Here’s my question: The American right has dissociative identity disorder. On the one hand, it gets all sexed up about hyper masculine authority figures steamrolling problems with grit and violence; it loves its strong men. On the other hand, it worships individual liberty, distrusts powerful centralized government, and revels in conspiracies about who’s actually pulling the strings (either Jews or communists, but most likely communist Jews). The question before us today is whether the radical right will recognize the anti-liberty bent of its own authoritarian regime. Perhaps the Big Beautiful Bill, with its oligarchic aftertaste, will wake folk up. As to the left - find a fucking message of inclusivity that taps the emotions of struggling cis het white folk (they are legion) or watch your freedoms burn.
The Ugly:
– Communications Breakdown: My block is a classic Western Addition San Francisco street. Apartment buildings sit at either corner and in between is a long row of Edwardian duplexes. In the two buildings just to my north, there’s a college writing instructor and a technical writing editor. Then me, a business communications writer. The college instructor quit her job (in part) because of ChatGPT; she couldn’t evaluate student generated writing from AI generated writing. The editor’s company is trying to trim his department by more than 50% through the installation of AI. And I’ve struggled to find work after my job was offshored and AI-enhanced. We are all of us north of 45 years of age. We are all of us facing redundancy for the skills we’ve honed in our professional careers. Meanwhile, I recently read that the unemployment rate for new college grads is on the rise as AI is doing much of the entry level work that people new to the job market were once tasked with. I’m still befuddled by the tech sector’s faith that displacing people from access to middle class incomes will somehow be good for them. As they save money on labor costs, they lose their customer base.
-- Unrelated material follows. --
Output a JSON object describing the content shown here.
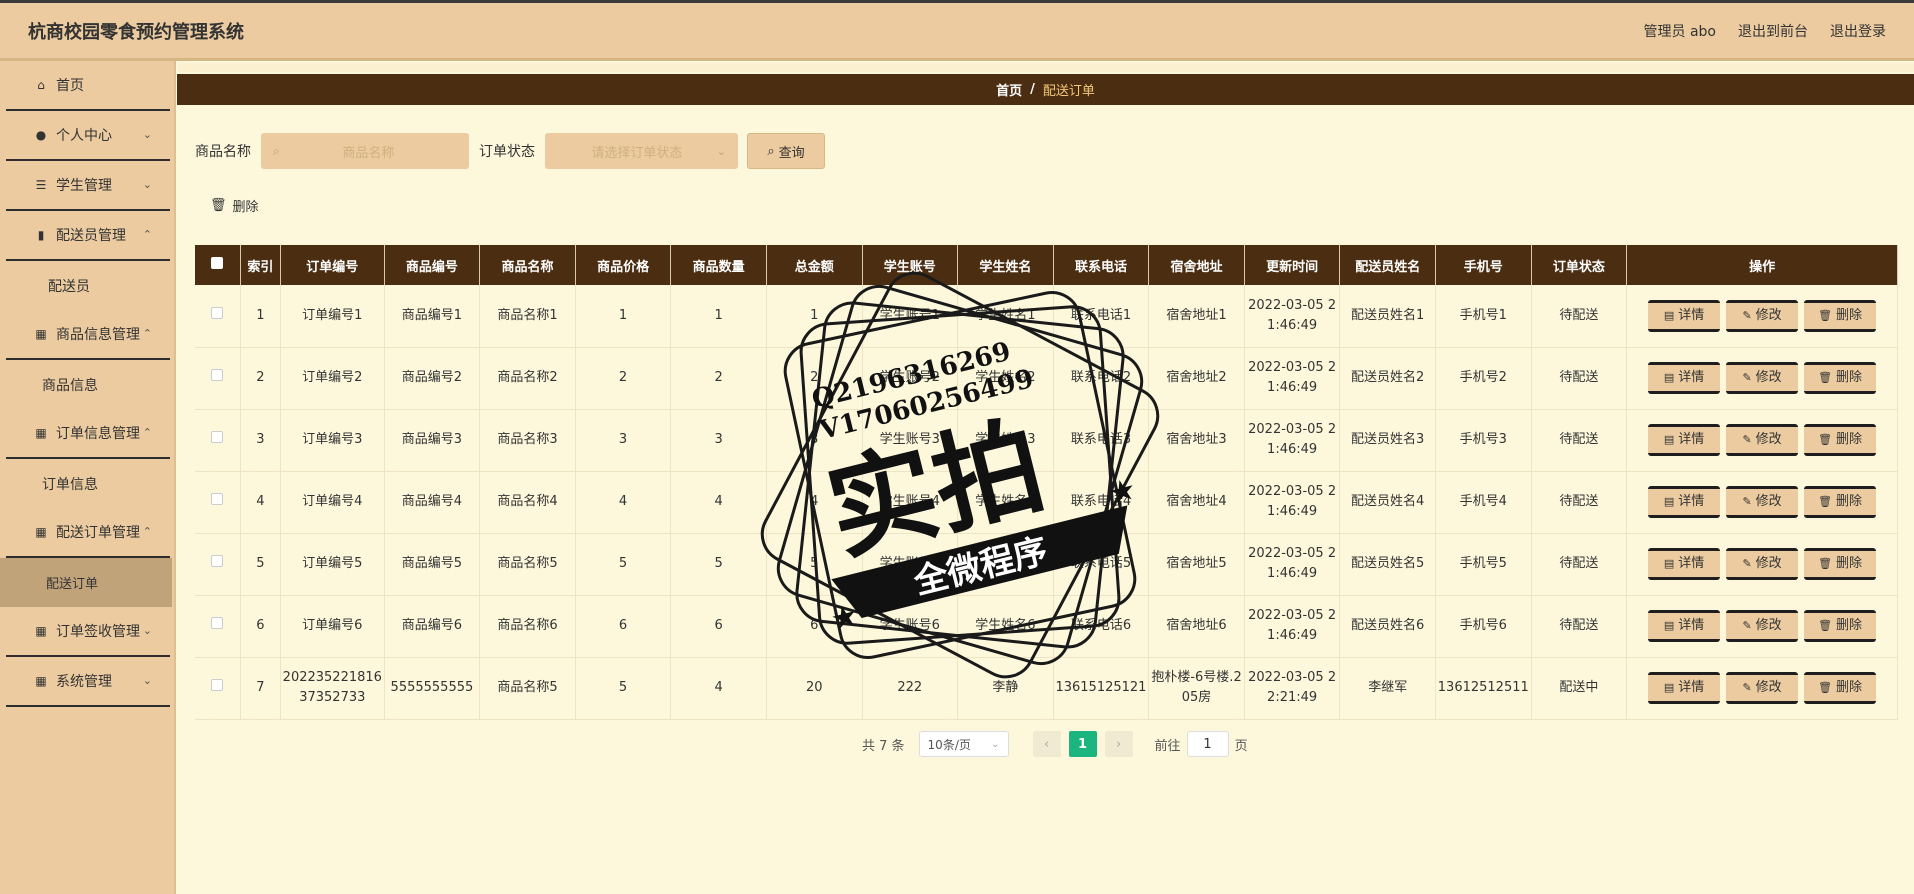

It’s feeling a bit bleak to me as, when paired with Trump’s decimation of global free trade (which to be sure had its ugly downsides), the threat of higher prices coupled with fewer jobs seems a recipe for a legit depression. We’ll see. We’ll see. Boy howdy will we see.
– Big Beautiful AI: So far, from what I’ve seen, the Trump/Republican budget bill is getting press for its cuts to medicare/medicaid, its kickbacks to the richest among us and increased burden on the poorest among us and the projection that it will increase our debt burden. What I haven’t heard much about is that it includes a provision to ban states from enacting consumer protection regulations on AI. That’s right folks, it allows big tech to run rampant while disabling our local legislatures from doing anything about it. Proponents argue this is to give our AI industry a leg up in the international arms race towards AI supremacy. Sadly, China’s DeepSeek may have already made that question moot. Regardless, selling people out for unregulated corporate power is NOT what a populist president should be doing. The fuckery is as unfucking beleivable as it is expected.
Internet of the Day:
Quote of the Week:
“If they can get you asking the wrong questions, they don't have to worry about answers.”
– Thomas Pynchon
Finally:
Hey! Hi! Excited to hear about your gig -- fingers crossed, if you need/want them to be crossed for you. Other things:
-I believe the _prequel_ to MI: Final Reckoning is FAR superior; did you see it recently? WAY more stunts, and far fewer looooooong talks on boring submarines. Still, I enjoy Tom movies.
-Dogs are great. CATS ARE TOO! Plus I recently had to kill a baby scorpion that showed up in my office so that's a thing.
-Did you speak to anyone about Discworld at the birthday parties you attended Wednesday night? Perhaps other survelliance devices heard & recognized you, and reported your reading choice to your home network through email, or something. Otherwise, I think the devices pick up on private thoughts sent through the ether and there's nothing we can do about it (yet).